The baby was born to an HIV-positive mother and received antiretroviral drugs within 30 hours. Normally, when a baby is diagnosed as HIV-positive, he or she begins treatment and continues it indefinitely. But the Mississippi baby stopped getting the drugs when she was about 15 months old. By the time she returned to the health care system, she had been off therapy for about a year. Instead of being desperately sick, she showed only a faint trace of HIV.
This discovery has led to speculation that the antiretroviral drugs killed off all of the virus before it had a chance to form a reservoir. To test whether that’s plausible, some groups are embarking on ambitious projects to treat infected newborns within a day or two of birth, discontinue treatment after one or two years, and then monitor them to see if the virus rebounds.
“Essentially the plan, based on the Mississippi baby, is going to be: Can you replicate this under controlled conditions in a larger number of people?” says Anthony Fauci, director of the National Institute of Allergy and Infectious Diseases, which is funding one such trial. If doctors follow enough of these children over time, they may eventually be able to verify that they are cured, Fauci says.

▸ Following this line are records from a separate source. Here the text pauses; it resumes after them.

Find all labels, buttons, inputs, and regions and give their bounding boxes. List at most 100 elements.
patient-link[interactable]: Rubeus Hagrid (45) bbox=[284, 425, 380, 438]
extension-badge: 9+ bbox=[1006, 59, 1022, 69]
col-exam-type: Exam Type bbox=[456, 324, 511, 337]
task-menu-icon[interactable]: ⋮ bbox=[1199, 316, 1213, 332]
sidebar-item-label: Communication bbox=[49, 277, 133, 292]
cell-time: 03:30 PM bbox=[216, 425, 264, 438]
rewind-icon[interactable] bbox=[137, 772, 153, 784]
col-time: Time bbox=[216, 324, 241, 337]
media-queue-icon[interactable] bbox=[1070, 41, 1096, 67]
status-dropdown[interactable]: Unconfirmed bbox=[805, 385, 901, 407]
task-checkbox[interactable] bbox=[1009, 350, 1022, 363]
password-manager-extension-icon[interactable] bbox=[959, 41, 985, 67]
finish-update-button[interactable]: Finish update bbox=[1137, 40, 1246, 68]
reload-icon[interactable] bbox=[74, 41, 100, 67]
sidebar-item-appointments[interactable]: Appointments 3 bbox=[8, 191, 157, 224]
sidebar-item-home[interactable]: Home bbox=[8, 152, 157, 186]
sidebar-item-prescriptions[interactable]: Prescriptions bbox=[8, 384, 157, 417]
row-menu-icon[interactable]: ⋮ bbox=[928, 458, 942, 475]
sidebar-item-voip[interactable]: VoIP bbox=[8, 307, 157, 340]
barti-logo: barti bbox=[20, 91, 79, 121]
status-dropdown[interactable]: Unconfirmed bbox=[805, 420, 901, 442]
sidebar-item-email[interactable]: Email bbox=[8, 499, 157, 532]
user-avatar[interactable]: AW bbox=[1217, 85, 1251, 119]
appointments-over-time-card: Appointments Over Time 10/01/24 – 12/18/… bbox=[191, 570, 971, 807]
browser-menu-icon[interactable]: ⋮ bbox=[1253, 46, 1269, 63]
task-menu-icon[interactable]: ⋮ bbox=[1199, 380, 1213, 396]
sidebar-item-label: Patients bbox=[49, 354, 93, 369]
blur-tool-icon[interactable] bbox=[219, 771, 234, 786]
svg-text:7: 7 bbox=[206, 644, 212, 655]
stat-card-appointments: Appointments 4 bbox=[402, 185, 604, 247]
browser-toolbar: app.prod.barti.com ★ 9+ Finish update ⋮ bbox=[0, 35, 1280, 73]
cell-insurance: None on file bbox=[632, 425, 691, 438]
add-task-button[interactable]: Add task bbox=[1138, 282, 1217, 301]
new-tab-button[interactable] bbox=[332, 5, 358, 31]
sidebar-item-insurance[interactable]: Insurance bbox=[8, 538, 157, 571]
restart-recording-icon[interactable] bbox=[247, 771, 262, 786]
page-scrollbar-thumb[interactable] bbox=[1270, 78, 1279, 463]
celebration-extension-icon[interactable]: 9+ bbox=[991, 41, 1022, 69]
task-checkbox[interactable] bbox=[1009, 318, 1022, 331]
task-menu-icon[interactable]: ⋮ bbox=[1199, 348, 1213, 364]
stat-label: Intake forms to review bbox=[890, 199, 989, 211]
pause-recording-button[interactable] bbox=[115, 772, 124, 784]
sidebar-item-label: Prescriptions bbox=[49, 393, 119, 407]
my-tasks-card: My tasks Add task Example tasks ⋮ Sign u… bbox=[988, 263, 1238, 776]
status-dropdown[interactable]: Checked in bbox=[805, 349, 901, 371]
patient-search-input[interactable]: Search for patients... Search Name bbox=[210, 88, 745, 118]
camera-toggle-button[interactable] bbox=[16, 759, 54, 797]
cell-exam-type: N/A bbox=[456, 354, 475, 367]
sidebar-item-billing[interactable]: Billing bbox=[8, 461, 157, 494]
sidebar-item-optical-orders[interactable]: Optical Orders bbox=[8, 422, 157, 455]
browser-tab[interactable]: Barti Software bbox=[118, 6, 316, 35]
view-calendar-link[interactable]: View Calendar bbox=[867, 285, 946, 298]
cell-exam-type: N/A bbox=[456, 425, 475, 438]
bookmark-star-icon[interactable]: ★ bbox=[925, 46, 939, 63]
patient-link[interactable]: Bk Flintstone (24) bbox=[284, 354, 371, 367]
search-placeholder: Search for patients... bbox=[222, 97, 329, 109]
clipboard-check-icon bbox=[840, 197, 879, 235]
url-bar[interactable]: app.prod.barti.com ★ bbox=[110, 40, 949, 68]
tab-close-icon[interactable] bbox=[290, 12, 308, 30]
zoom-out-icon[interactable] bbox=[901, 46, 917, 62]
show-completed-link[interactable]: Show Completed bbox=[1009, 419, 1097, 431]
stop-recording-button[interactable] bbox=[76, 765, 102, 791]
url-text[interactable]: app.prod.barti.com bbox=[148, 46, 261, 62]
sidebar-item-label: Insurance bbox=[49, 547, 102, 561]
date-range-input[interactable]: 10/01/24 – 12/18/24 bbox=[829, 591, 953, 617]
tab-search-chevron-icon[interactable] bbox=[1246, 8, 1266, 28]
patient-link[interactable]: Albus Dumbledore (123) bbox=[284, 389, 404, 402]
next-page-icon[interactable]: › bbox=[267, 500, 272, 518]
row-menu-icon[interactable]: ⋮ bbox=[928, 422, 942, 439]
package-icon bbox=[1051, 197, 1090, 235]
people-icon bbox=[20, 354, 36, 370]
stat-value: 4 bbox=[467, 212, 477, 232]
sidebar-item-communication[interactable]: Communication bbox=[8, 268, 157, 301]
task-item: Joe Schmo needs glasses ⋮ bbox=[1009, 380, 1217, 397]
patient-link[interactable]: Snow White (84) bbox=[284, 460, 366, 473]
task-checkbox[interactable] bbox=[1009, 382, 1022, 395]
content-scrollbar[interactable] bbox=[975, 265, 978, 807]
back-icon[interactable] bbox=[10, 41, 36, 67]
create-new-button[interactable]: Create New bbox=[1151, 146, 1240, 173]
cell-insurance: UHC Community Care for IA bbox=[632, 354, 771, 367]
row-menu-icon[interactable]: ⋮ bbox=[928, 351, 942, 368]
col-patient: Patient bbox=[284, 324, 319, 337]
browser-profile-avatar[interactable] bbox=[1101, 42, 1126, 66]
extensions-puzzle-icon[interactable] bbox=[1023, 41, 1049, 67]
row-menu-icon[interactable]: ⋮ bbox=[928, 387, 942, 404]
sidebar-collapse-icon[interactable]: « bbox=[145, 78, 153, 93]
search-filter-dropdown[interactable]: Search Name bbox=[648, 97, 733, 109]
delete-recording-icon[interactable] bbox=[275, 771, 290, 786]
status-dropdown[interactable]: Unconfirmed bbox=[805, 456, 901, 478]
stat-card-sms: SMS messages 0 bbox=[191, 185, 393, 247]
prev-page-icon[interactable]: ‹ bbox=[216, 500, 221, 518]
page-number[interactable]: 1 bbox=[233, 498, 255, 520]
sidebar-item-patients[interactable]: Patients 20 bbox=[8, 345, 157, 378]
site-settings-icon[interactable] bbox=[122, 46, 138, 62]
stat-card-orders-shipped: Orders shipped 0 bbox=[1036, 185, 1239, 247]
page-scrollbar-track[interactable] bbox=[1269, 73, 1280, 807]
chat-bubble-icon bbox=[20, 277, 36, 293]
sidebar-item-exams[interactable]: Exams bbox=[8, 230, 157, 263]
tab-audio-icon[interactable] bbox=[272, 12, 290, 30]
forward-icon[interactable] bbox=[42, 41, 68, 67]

Other groups are looking to see whether HIV-positive teenagers who go on “drug holidays” and temporarily stop taking medication remain free of the virus. “The first step is remission. Maybe cure will be the next one,” says Christine Rouzioux, a virologist at Necker Hospital and University of Paris Descartes in France. “It’s the beginning of the story.”
Update: On Wednesday, scientists announced that a second baby may have been cured of HIV.
How HIV Invades Cells—And How To Stop It
1) HIV attacks immune cells that express a surface receptor called CD4. The best known is the CD4+ T cell. First, the gp120 portion of a protein protruding from the viral envelope, or virus’s outer coat, latches onto CD4.
2) The binding triggers a structural change that exposes another viral protein, gp41. This protein docks with a second surface molecule called CCR5 (or for some cell types, another co-receptor called CXCR4), which enables HIV to penetrate the cell’s membrane.
3) The virus then releases its genetic material, which embeds itself in the cell’s DNA. The infected cell either begins churning out copies of HIV or silently waits to be activated.
4) Immune cells that carry a mutant form of CCR5 don’t allow HIV to bind. Several research groups are trying to mimic this natural resistance by introducing mutant versions of CCR5 into HIV-infected people.